2026/03/30
What Is Prompt Caching TTL?
TTL is the lifetime of a prompt cache entry. Each hit refreshes it. Leave it unused for long enough, and it expires.
TTL stands for Time To Live: the amount of time a cache entry can survive without being used.
For prompt caching, TTL tells you how long a cached prefix can stay alive before the system discards it.

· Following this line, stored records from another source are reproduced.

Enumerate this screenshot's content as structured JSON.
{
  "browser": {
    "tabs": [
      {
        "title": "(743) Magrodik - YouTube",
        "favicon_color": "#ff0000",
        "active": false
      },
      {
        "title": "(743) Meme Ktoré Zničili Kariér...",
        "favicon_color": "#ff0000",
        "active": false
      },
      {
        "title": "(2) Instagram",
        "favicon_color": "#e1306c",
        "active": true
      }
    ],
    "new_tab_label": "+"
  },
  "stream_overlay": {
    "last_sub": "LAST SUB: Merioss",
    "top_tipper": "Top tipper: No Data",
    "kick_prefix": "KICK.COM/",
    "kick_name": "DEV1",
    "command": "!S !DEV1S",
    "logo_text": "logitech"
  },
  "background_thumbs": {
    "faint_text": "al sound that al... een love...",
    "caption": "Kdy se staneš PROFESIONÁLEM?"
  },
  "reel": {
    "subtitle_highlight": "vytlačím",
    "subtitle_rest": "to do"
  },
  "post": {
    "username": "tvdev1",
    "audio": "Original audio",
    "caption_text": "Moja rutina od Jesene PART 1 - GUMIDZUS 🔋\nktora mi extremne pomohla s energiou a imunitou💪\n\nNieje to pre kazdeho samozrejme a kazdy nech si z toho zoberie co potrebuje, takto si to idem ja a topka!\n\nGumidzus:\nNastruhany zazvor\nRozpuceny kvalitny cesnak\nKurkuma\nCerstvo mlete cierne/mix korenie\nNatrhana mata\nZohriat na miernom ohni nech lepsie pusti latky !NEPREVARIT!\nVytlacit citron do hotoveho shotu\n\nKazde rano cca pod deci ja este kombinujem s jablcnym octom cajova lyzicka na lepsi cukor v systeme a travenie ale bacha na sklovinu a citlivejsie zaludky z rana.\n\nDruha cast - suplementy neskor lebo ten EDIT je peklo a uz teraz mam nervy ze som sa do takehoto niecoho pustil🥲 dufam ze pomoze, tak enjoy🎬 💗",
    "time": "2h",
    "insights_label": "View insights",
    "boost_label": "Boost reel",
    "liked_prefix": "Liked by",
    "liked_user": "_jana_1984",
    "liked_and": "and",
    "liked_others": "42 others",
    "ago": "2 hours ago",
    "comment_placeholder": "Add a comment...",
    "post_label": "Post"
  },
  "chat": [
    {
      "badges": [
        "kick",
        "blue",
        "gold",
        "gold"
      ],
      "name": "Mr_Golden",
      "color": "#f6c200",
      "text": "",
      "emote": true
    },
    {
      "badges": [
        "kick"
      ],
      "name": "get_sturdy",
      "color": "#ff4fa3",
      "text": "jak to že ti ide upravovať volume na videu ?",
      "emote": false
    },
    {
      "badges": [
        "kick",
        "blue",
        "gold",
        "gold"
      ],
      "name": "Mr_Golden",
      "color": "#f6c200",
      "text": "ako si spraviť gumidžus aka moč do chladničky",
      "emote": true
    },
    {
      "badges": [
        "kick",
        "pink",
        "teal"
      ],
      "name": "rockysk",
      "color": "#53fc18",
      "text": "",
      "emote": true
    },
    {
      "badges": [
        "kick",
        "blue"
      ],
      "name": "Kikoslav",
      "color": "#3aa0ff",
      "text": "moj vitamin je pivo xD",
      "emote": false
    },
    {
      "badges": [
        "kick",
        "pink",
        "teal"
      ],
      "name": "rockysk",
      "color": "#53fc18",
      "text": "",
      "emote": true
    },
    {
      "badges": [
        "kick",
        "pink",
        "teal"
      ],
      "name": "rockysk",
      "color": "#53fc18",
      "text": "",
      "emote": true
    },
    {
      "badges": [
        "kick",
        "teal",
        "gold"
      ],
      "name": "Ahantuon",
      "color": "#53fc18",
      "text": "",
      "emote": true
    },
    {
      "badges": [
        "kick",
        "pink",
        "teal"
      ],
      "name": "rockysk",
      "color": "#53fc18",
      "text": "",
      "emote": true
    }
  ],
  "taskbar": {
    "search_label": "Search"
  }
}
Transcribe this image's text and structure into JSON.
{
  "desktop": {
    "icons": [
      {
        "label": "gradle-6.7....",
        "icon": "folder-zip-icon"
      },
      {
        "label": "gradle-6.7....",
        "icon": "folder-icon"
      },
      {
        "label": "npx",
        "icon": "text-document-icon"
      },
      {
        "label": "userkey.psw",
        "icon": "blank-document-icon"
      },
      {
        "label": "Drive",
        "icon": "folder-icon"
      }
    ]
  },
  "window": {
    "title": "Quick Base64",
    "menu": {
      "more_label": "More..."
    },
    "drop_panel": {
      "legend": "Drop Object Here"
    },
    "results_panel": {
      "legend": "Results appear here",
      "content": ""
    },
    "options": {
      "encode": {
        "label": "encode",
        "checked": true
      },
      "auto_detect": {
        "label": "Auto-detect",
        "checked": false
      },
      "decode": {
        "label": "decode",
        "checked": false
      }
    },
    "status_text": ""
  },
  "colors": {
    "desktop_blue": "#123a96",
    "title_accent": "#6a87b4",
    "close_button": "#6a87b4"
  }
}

Start With a Concrete Example
A carton of milk has the same timing problem:
You buy milk with a shelf life of 5 days
Day 1 still fresh
Day 2 still usable
Day 5 last valid day
Day 6 expired and thrown awayPrompt cache TTL works the same way:
00:00 First request writes a prefix into cache
02:30 Another request hits the cache, TTL resets to 5 minutes
07:29 Another hit refreshes the timer again
12:30 No one uses it for 5 minutes, cache expires
12:31 A new request arrives, misses cache, and must rewrite it at full costTypical TTL Differences Across Providers
| Provider | TTL | Configurable | Refreshed on hit |
|---|---|---|---|
| Anthropic Claude | 5 minutes | No | Yes |
| OpenAI | Minutes to hours | No, opaque | Opaque |
| Google Gemini | Developer-defined, 1 hour by default | Yes | Yes |
If requests keep arriving, the cache stays alive. If usage pauses for too long, the entry expires and the next request has to write it again at full cost.